THE SEATTLE PRESS is on the block again. Almost exactly three years after taking over the every-other-week North End community newspaper, owners Tom Herriman and Gretchen Donart have suspended publication.
“We’re not planning to publish again: The paper’s for sale, the staff has been laid off, and we appear to be at the end of the road,” says Herriman. After steady growth in 1999 and 2000, the paper’s revenues dropped this year, he says. “It’s just not something that we can survive.”
Fittingly, the last issue of this incarnation of the paper was the June 13 Fremont Fair edition. The Press started in 1977 as The Fremont Forum, became The North Seattle Press in 1986, and switched to its current moniker in 1994. Over the past decade, the paper was known for its coverage of neighborhood politics and its editorial support of pro-neighborhood candidates for city office. (Full disclosure: I worked at the Press for seven years.) Veteran union activists Herriman and Donart added coverage of union activities (and full-color photography) when they took over the paper in mid-1998.

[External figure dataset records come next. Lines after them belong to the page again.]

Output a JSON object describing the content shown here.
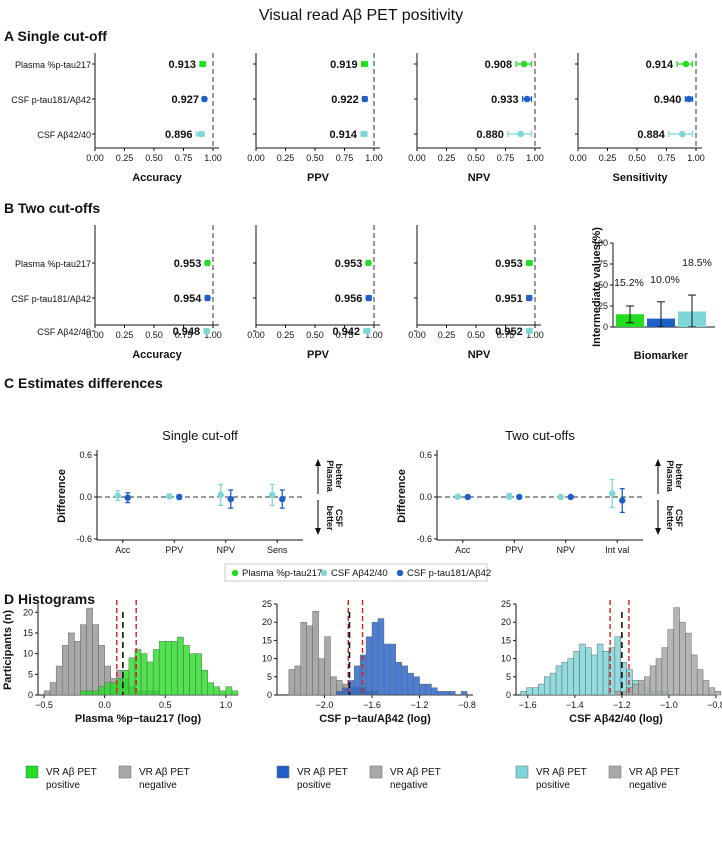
{
  "title": "Visual read Aβ PET positivity",
  "colors": {
    "plasma": "#22dd22",
    "csf_ptau": "#1f5fc8",
    "csf_ab": "#7fd6d9",
    "gray": "#a8a8a8",
    "cutoff_red": "#cc2222",
    "cutoff_black": "#111111"
  },
  "biomarkers": [
    "Plasma %p-tau217",
    "CSF p-tau181/Aβ42",
    "CSF Aβ42/40"
  ],
  "chart_data": [
    {
      "id": "A",
      "type": "scatter",
      "title": "A Single cut-off",
      "rows": [
        "Plasma %p-tau217",
        "CSF p-tau181/Aβ42",
        "CSF Aβ42/40"
      ],
      "xlim": [
        0,
        1
      ],
      "xticks": [
        "0.00",
        "0.25",
        "0.50",
        "0.75",
        "1.00"
      ],
      "reference_line": 1.0,
      "panels": [
        {
          "xlabel": "Accuracy",
          "values": [
            0.913,
            0.927,
            0.896
          ],
          "labels": [
            "0.913",
            "0.927",
            "0.896"
          ],
          "ci_low": [
            0.89,
            0.915,
            0.86
          ],
          "ci_high": [
            0.935,
            0.94,
            0.925
          ]
        },
        {
          "xlabel": "PPV",
          "values": [
            0.919,
            0.922,
            0.914
          ],
          "labels": [
            "0.919",
            "0.922",
            "0.914"
          ],
          "ci_low": [
            0.895,
            0.905,
            0.89
          ],
          "ci_high": [
            0.945,
            0.94,
            0.94
          ]
        },
        {
          "xlabel": "NPV",
          "values": [
            0.908,
            0.933,
            0.88
          ],
          "labels": [
            "0.908",
            "0.933",
            "0.880"
          ],
          "ci_low": [
            0.84,
            0.895,
            0.77
          ],
          "ci_high": [
            0.97,
            0.97,
            0.97
          ]
        },
        {
          "xlabel": "Sensitivity",
          "values": [
            0.914,
            0.94,
            0.884
          ],
          "labels": [
            "0.914",
            "0.940",
            "0.884"
          ],
          "ci_low": [
            0.84,
            0.91,
            0.77
          ],
          "ci_high": [
            0.97,
            0.97,
            0.97
          ]
        }
      ]
    },
    {
      "id": "B",
      "type": "scatter",
      "title": "B Two cut-offs",
      "rows": [
        "Plasma %p-tau217",
        "CSF p-tau181/Aβ42",
        "CSF Aβ42/40"
      ],
      "xlim": [
        0,
        1
      ],
      "xticks": [
        "0.00",
        "0.25",
        "0.50",
        "0.75",
        "1.00"
      ],
      "reference_line": 1.0,
      "panels": [
        {
          "xlabel": "Accuracy",
          "values": [
            0.953,
            0.954,
            0.948
          ],
          "labels": [
            "0.953",
            "0.954",
            "0.948"
          ],
          "ci_low": [
            0.935,
            0.935,
            0.925
          ],
          "ci_high": [
            0.97,
            0.97,
            0.965
          ]
        },
        {
          "xlabel": "PPV",
          "values": [
            0.953,
            0.956,
            0.942
          ],
          "labels": [
            "0.953",
            "0.956",
            "0.942"
          ],
          "ci_low": [
            0.935,
            0.935,
            0.915
          ],
          "ci_high": [
            0.97,
            0.975,
            0.965
          ]
        },
        {
          "xlabel": "NPV",
          "values": [
            0.953,
            0.951,
            0.952
          ],
          "labels": [
            "0.953",
            "0.951",
            "0.952"
          ],
          "ci_low": [
            0.93,
            0.93,
            0.93
          ],
          "ci_high": [
            0.975,
            0.97,
            0.975
          ]
        }
      ]
    },
    {
      "id": "B-bar",
      "type": "bar",
      "ylabel": "Intermediate values(%)",
      "xlabel": "Biomarker",
      "categories": [
        "Plasma %p-tau217",
        "CSF p-tau181/Aβ42",
        "CSF Aβ42/40"
      ],
      "values": [
        15.2,
        10.0,
        18.5
      ],
      "labels": [
        "15.2%",
        "10.0%",
        "18.5%"
      ],
      "ci_low": [
        5,
        0,
        0
      ],
      "ci_high": [
        25,
        30,
        38
      ],
      "ylim": [
        0,
        100
      ],
      "yticks": [
        0,
        25,
        50,
        75,
        100
      ]
    },
    {
      "id": "C",
      "type": "scatter",
      "title": "C Estimates differences",
      "ylabel": "Difference",
      "ylim": [
        -0.6,
        0.6
      ],
      "yticks": [
        "0.6",
        "0.0",
        "-0.6"
      ],
      "arrow_up": "Plasma better",
      "arrow_down": "CSF better",
      "panels": [
        {
          "subtitle": "Single cut-off",
          "categories": [
            "Acc",
            "PPV",
            "NPV",
            "Sens"
          ],
          "csf_ab": [
            0.02,
            0.01,
            0.03,
            0.03
          ],
          "csf_ab_low": [
            -0.05,
            -0.02,
            -0.12,
            -0.12
          ],
          "csf_ab_high": [
            0.09,
            0.04,
            0.18,
            0.18
          ],
          "csf_ptau": [
            -0.01,
            0.0,
            -0.03,
            -0.03
          ],
          "csf_ptau_low": [
            -0.08,
            -0.03,
            -0.16,
            -0.16
          ],
          "csf_ptau_high": [
            0.06,
            0.03,
            0.1,
            0.1
          ]
        },
        {
          "subtitle": "Two cut-offs",
          "categories": [
            "Acc",
            "PPV",
            "NPV",
            "Int val"
          ],
          "csf_ab": [
            0.005,
            0.01,
            0.0,
            0.05
          ],
          "csf_ab_low": [
            -0.02,
            -0.03,
            -0.02,
            -0.15
          ],
          "csf_ab_high": [
            0.03,
            0.05,
            0.02,
            0.25
          ],
          "csf_ptau": [
            0.0,
            0.0,
            0.0,
            -0.05
          ],
          "csf_ptau_low": [
            -0.02,
            -0.02,
            -0.02,
            -0.22
          ],
          "csf_ptau_high": [
            0.02,
            0.02,
            0.02,
            0.12
          ]
        }
      ],
      "legend": [
        "Plasma %p-tau217",
        "CSF Aβ42/40",
        "CSF p-tau181/Aβ42"
      ]
    },
    {
      "id": "D",
      "type": "bar",
      "title": "D Histograms",
      "ylabel": "Participants (n)",
      "panels": [
        {
          "xlabel": "Plasma %p−tau217 (log)",
          "xlim": [
            -0.55,
            1.1
          ],
          "xticks": [
            -0.5,
            0.0,
            0.5,
            1.0
          ],
          "xtick_labels": [
            "−0.5",
            "0.0",
            "0.5",
            "1.0"
          ],
          "ylim": [
            0,
            22
          ],
          "yticks": [
            0,
            5,
            10,
            15,
            20
          ],
          "bin_start": -0.5,
          "bin_width": 0.05,
          "positive_label": "VR Aβ PET positive",
          "negative_label": "VR Aβ PET negative",
          "positive_color": "plasma",
          "negative": [
            1,
            3,
            7,
            12,
            15,
            13,
            17,
            21,
            17,
            12,
            7,
            4,
            6,
            4,
            2,
            1,
            1,
            1,
            1,
            0,
            0,
            0,
            0,
            0,
            0,
            0,
            0,
            0,
            0,
            0,
            0,
            0
          ],
          "positive": [
            0,
            0,
            0,
            0,
            0,
            0,
            1,
            1,
            1,
            2,
            3,
            3,
            4,
            6,
            9,
            11,
            10,
            8,
            11,
            13,
            13,
            13,
            14,
            12,
            10,
            10,
            6,
            3,
            2,
            1,
            2,
            1
          ],
          "red_lines": [
            0.1,
            0.26
          ],
          "black_lines": [
            0.15
          ]
        },
        {
          "xlabel": "CSF p−tau/Aβ42 (log)",
          "xlim": [
            -2.4,
            -0.75
          ],
          "xticks": [
            -2.0,
            -1.6,
            -1.2,
            -0.8
          ],
          "xtick_labels": [
            "−2.0",
            "−1.6",
            "−1.2",
            "−0.8"
          ],
          "ylim": [
            0,
            25
          ],
          "yticks": [
            0,
            5,
            10,
            15,
            20,
            25
          ],
          "bin_start": -2.3,
          "bin_width": 0.05,
          "positive_label": "VR Aβ PET positive",
          "negative_label": "VR Aβ PET negative",
          "positive_color": "csf_ptau",
          "negative": [
            7,
            8,
            20,
            19,
            23,
            10,
            16,
            5,
            4,
            3,
            2,
            2,
            2,
            1,
            1,
            0,
            0,
            0,
            0,
            0,
            0,
            0,
            0,
            0,
            0,
            0,
            0,
            0,
            0,
            0
          ],
          "positive": [
            0,
            0,
            0,
            0,
            0,
            0,
            0,
            0,
            1,
            2,
            4,
            8,
            11,
            16,
            20,
            21,
            14,
            14,
            9,
            8,
            6,
            5,
            3,
            3,
            2,
            1,
            1,
            1,
            0,
            1
          ],
          "red_lines": [
            -1.8,
            -1.68
          ],
          "black_lines": [
            -1.79
          ]
        },
        {
          "xlabel": "CSF Aβ42/40 (log)",
          "xlim": [
            -1.65,
            -0.8
          ],
          "xticks": [
            -1.6,
            -1.4,
            -1.2,
            -1.0,
            -0.8
          ],
          "xtick_labels": [
            "−1.6",
            "−1.4",
            "−1.2",
            "−1.0",
            "−0.8"
          ],
          "ylim": [
            0,
            25
          ],
          "yticks": [
            0,
            5,
            10,
            15,
            20,
            25
          ],
          "bin_start": -1.63,
          "bin_width": 0.025,
          "positive_label": "VR Aβ PET positive",
          "negative_label": "VR Aβ PET negative",
          "positive_color": "csf_ab",
          "positive": [
            1,
            2,
            2,
            3,
            5,
            6,
            8,
            9,
            10,
            12,
            14,
            13,
            11,
            14,
            12,
            13,
            16,
            9,
            7,
            4,
            3,
            2,
            1,
            1,
            1,
            0,
            0,
            0,
            0,
            0,
            0,
            0,
            0,
            0
          ],
          "negative": [
            0,
            0,
            0,
            0,
            0,
            0,
            0,
            0,
            0,
            0,
            0,
            0,
            0,
            0,
            0,
            0,
            1,
            1,
            2,
            3,
            4,
            5,
            8,
            10,
            13,
            18,
            24,
            20,
            17,
            11,
            7,
            4,
            2,
            1
          ],
          "red_lines": [
            -1.25,
            -1.17
          ],
          "black_lines": [
            -1.2
          ]
        }
      ]
    }
  ]
}
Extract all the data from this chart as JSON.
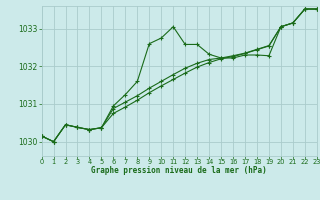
{
  "title": "Graphe pression niveau de la mer (hPa)",
  "bg_color": "#cceaea",
  "grid_color": "#aacccc",
  "line_color": "#1a6b1a",
  "yticks": [
    1030,
    1031,
    1032,
    1033
  ],
  "xticks": [
    0,
    1,
    2,
    3,
    4,
    5,
    6,
    7,
    8,
    9,
    10,
    11,
    12,
    13,
    14,
    15,
    16,
    17,
    18,
    19,
    20,
    21,
    22,
    23
  ],
  "xlim": [
    0,
    23
  ],
  "ylim": [
    1029.62,
    1033.6
  ],
  "series1": [
    1030.15,
    1030.0,
    1030.45,
    1030.38,
    1030.32,
    1030.37,
    1030.95,
    1031.25,
    1031.6,
    1032.6,
    1032.75,
    1033.05,
    1032.58,
    1032.58,
    1032.32,
    1032.22,
    1032.22,
    1032.3,
    1032.3,
    1032.28,
    1033.05,
    1033.15,
    1033.52,
    1033.52
  ],
  "series2": [
    1030.15,
    1030.0,
    1030.45,
    1030.38,
    1030.32,
    1030.37,
    1030.88,
    1031.05,
    1031.22,
    1031.42,
    1031.6,
    1031.78,
    1031.95,
    1032.08,
    1032.18,
    1032.22,
    1032.28,
    1032.35,
    1032.45,
    1032.55,
    1033.05,
    1033.15,
    1033.52,
    1033.52
  ],
  "series3": [
    1030.15,
    1030.0,
    1030.45,
    1030.38,
    1030.32,
    1030.37,
    1030.75,
    1030.92,
    1031.1,
    1031.3,
    1031.48,
    1031.65,
    1031.82,
    1031.98,
    1032.1,
    1032.2,
    1032.26,
    1032.34,
    1032.44,
    1032.54,
    1033.05,
    1033.15,
    1033.52,
    1033.52
  ]
}
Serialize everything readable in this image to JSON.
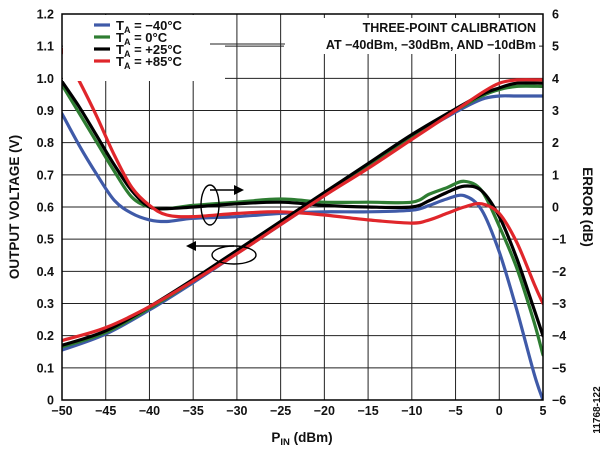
{
  "figure_id": "11768-122",
  "chart_data": {
    "type": "line",
    "xlabel_main": "P",
    "xlabel_sub": "IN",
    "xlabel_unit": " (dBm)",
    "ylabel": "OUTPUT VOLTAGE (V)",
    "y2label": "ERROR (dB)",
    "xlim": [
      -50,
      5
    ],
    "ylim": [
      0,
      1.2
    ],
    "y2lim": [
      -6,
      6
    ],
    "grid": true,
    "x_ticks": [
      -50,
      -45,
      -40,
      -35,
      -30,
      -25,
      -20,
      -15,
      -10,
      -5,
      0,
      5
    ],
    "x_tick_labels": [
      "−50",
      "−45",
      "−40",
      "−35",
      "−30",
      "−25",
      "−20",
      "−15",
      "−10",
      "−5",
      "0",
      "5"
    ],
    "y_ticks": [
      0,
      0.1,
      0.2,
      0.3,
      0.4,
      0.5,
      0.6,
      0.7,
      0.8,
      0.9,
      1.0,
      1.1,
      1.2
    ],
    "y_tick_labels": [
      "0",
      "0.1",
      "0.2",
      "0.3",
      "0.4",
      "0.5",
      "0.6",
      "0.7",
      "0.8",
      "0.9",
      "1.0",
      "1.1",
      "1.2"
    ],
    "y2_ticks": [
      -6,
      -5,
      -4,
      -3,
      -2,
      -1,
      0,
      1,
      2,
      3,
      4,
      5,
      6
    ],
    "y2_tick_labels": [
      "−6",
      "−5",
      "−4",
      "−3",
      "−2",
      "−1",
      "0",
      "1",
      "2",
      "3",
      "4",
      "5",
      "6"
    ],
    "legend_position": "top-left",
    "annotation": [
      "THREE-POINT CALIBRATION",
      "AT −40dBm, −30dBm, AND −10dBm"
    ],
    "series": [
      {
        "name": "T_A = −40°C",
        "label_main": "T",
        "label_sub": "A",
        "label_rest": " = −40°C",
        "color": "#3f5aa8",
        "axis": "left",
        "quantity": "output_voltage",
        "x": [
          -50,
          -45,
          -40,
          -35,
          -30,
          -25,
          -20,
          -15,
          -10,
          -5,
          -2,
          0,
          2,
          5
        ],
        "y": [
          0.155,
          0.205,
          0.28,
          0.365,
          0.455,
          0.545,
          0.635,
          0.725,
          0.815,
          0.895,
          0.935,
          0.945,
          0.945,
          0.945
        ]
      },
      {
        "name": "T_A = 0°C",
        "label_main": "T",
        "label_sub": "A",
        "label_rest": " = 0°C",
        "color": "#2e7d32",
        "axis": "left",
        "quantity": "output_voltage",
        "x": [
          -50,
          -45,
          -40,
          -35,
          -30,
          -25,
          -20,
          -15,
          -10,
          -5,
          -2,
          0,
          2,
          5
        ],
        "y": [
          0.165,
          0.21,
          0.285,
          0.37,
          0.46,
          0.55,
          0.64,
          0.73,
          0.82,
          0.9,
          0.945,
          0.965,
          0.975,
          0.975
        ]
      },
      {
        "name": "T_A = +25°C",
        "label_main": "T",
        "label_sub": "A",
        "label_rest": " = +25°C",
        "color": "#000000",
        "axis": "left",
        "quantity": "output_voltage",
        "x": [
          -50,
          -45,
          -40,
          -35,
          -30,
          -25,
          -20,
          -15,
          -10,
          -5,
          -2,
          0,
          2,
          5
        ],
        "y": [
          0.17,
          0.215,
          0.29,
          0.375,
          0.465,
          0.555,
          0.645,
          0.735,
          0.825,
          0.905,
          0.95,
          0.97,
          0.985,
          0.985
        ]
      },
      {
        "name": "T_A = +85°C",
        "label_main": "T",
        "label_sub": "A",
        "label_rest": " = +85°C",
        "color": "#e0262b",
        "axis": "left",
        "quantity": "output_voltage",
        "x": [
          -50,
          -45,
          -40,
          -35,
          -30,
          -25,
          -20,
          -15,
          -10,
          -5,
          -2,
          0,
          2,
          5
        ],
        "y": [
          0.185,
          0.225,
          0.29,
          0.37,
          0.455,
          0.545,
          0.635,
          0.72,
          0.81,
          0.9,
          0.955,
          0.985,
          0.995,
          0.995
        ]
      },
      {
        "name": "T_A = −40°C",
        "color": "#3f5aa8",
        "axis": "right",
        "quantity": "error",
        "x": [
          -50,
          -48,
          -46,
          -44,
          -42,
          -40,
          -38,
          -35,
          -30,
          -25,
          -20,
          -15,
          -10,
          -8,
          -6,
          -4,
          -2,
          0,
          2,
          4,
          5
        ],
        "y": [
          2.9,
          1.9,
          1.0,
          0.2,
          -0.2,
          -0.4,
          -0.45,
          -0.35,
          -0.3,
          -0.2,
          -0.15,
          -0.15,
          -0.1,
          0.05,
          0.25,
          0.35,
          -0.1,
          -1.4,
          -3.2,
          -5.2,
          -6.0
        ]
      },
      {
        "name": "T_A = 0°C",
        "color": "#2e7d32",
        "axis": "right",
        "quantity": "error",
        "x": [
          -50,
          -48,
          -46,
          -44,
          -42,
          -40,
          -38,
          -35,
          -30,
          -25,
          -20,
          -15,
          -10,
          -8,
          -6,
          -4,
          -2,
          0,
          2,
          4,
          5
        ],
        "y": [
          3.8,
          2.9,
          2.0,
          1.1,
          0.3,
          0.0,
          -0.05,
          0.05,
          0.15,
          0.25,
          0.15,
          0.15,
          0.15,
          0.4,
          0.6,
          0.8,
          0.5,
          -0.6,
          -1.9,
          -3.6,
          -4.6
        ]
      },
      {
        "name": "T_A = +25°C",
        "color": "#000000",
        "axis": "right",
        "quantity": "error",
        "x": [
          -50,
          -48,
          -46,
          -44,
          -42,
          -40,
          -38,
          -35,
          -30,
          -25,
          -20,
          -15,
          -10,
          -8,
          -6,
          -4,
          -2,
          0,
          2,
          4,
          5
        ],
        "y": [
          3.9,
          3.1,
          2.2,
          1.3,
          0.5,
          0.0,
          -0.05,
          0.0,
          0.1,
          0.15,
          0.05,
          0.0,
          0.0,
          0.2,
          0.45,
          0.65,
          0.5,
          -0.3,
          -1.6,
          -3.2,
          -4.0
        ]
      },
      {
        "name": "T_A = +85°C",
        "color": "#e0262b",
        "axis": "right",
        "quantity": "error",
        "x": [
          -50,
          -48,
          -46,
          -44,
          -42,
          -40,
          -38,
          -35,
          -30,
          -25,
          -20,
          -15,
          -10,
          -8,
          -6,
          -4,
          -2,
          0,
          2,
          4,
          5
        ],
        "y": [
          4.9,
          3.9,
          2.8,
          1.6,
          0.6,
          0.05,
          -0.25,
          -0.3,
          -0.2,
          -0.15,
          -0.25,
          -0.4,
          -0.5,
          -0.4,
          -0.2,
          0.0,
          0.1,
          -0.2,
          -1.1,
          -2.4,
          -3.0
        ]
      }
    ]
  }
}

Who might be interested in taking over the Press? Not the two chains that operate North End community newspapers. Pacific Publishing just combined its two North End papers into a single weekly, and president Tom Haley says he has no interest in acquiring the Press. Roger Hollings, general manager for Robinson Newspapers, owners of the Ballard News-Tribune, also says his company won’t make a bid.
Former Press editor Wallis Bolz was rumored to be a possible buyer (she already owns a stake in the business) but says she doesn’t have the time. “In order to buy and run The Seattle Press, you have to work 60 hours a week,” she says. A switch to weekly publication would also be a wise move, she adds.
One possible purchaser: Susan Brehme Park of the Lake City-based monthly Jet City Maven, the only other independent North End community newspaper. The Maven would at least be the sentimental favorite to acquire the paper: Park’s husband and business partner, Clayton, edited both the Forum and the Press in the late 1980s.